The study suggests that socio-cultural norms and values are the primary drivers of CEAM. Denying offspring the right to decide, marriages are used to cement or forge ties, and for financial gain. Girls in particular are denied agency: their mobility, right to education and health along with marriage are all subject to decisions made by parents or other family elders. Treated as ‘cattle’ passed from one owner to another, ‘in the words of one mother,’ girls are perceived as a moral and economic burden that parents are eager to divest themselves of as early as possible.

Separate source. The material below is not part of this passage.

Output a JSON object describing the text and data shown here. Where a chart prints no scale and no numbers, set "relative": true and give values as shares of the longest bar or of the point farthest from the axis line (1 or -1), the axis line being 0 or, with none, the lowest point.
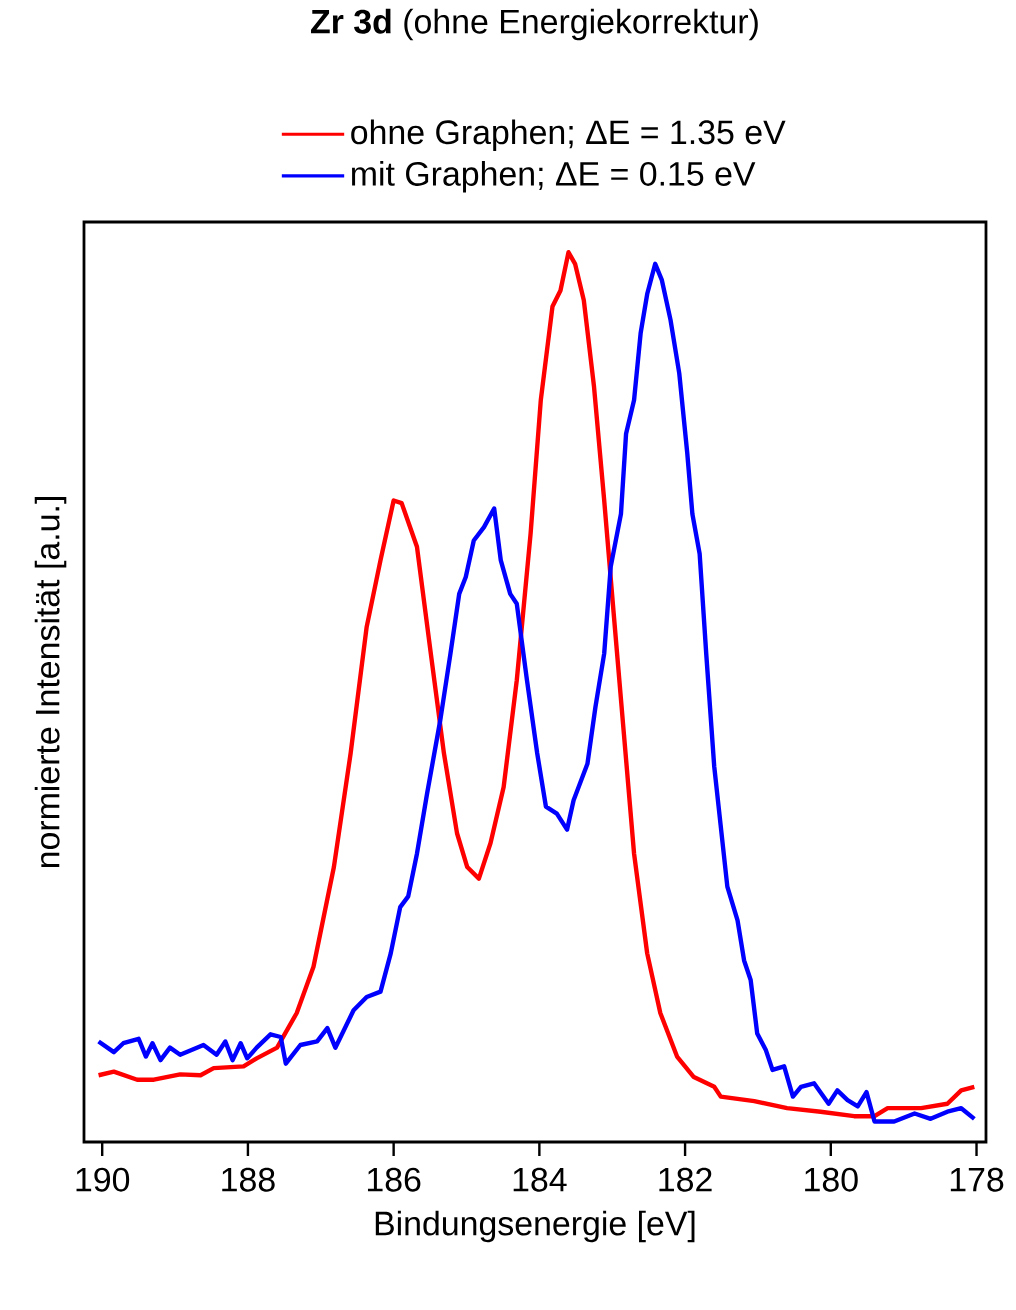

The event also included sharing of “Youth Charter of Demands for Ending Child and Early Age Marriages” prepared by 500 female and male youth across the four provinces. The charter demanded raise in the legal age of marriage for girls to 18 years for all citizens, across all territories and religious communities and the strict implementation of the law. Speaking on this occasion, Chief Guest Senator Seher Kamran said that CEAM was recognized worldwide as a problem that needs to be overcome in order to ensure that girls and boys enjoy their childhood and are enabled to fulfill their true potential.
Executive Director Shirkat Gah Women Resource Center Farida Shaheed said that more than one fifth (21 per cent) of girls in Pakistan are married before 18; 3 per cent before they are 15 years old whereas Pakistan has the 6th highest absolute numbers of child marriages (1.9 million).
In her introductory remarks, NCSW Chairperson Khawar Mumtaz said talked about the impact of early child marriage on girl child and the need to take serious measures against this practice at every level. She urged youth to voice their concerns. “I am pleased to see young boys and girls taking up their matter today at this forum,” she said.
Chairperson Punjab’s Provincial Commission on the Status of Women said that the awareness on the impact and legal repercussions of child marriage is increasing in the society. She stressed the need to educate Nikah registrars on this issue. Chairperson Sindh’s Provincial Commission on the Status of Women Nuzhat Shirin briefed the participants about the measures taken by the Sindh government. She urged for the effective implementation of existing laws. The event ended with interactive discussion around the issue where civil society representatives, researchers, youth leaders and rights activists shared their experiences and suggestions for the way forward.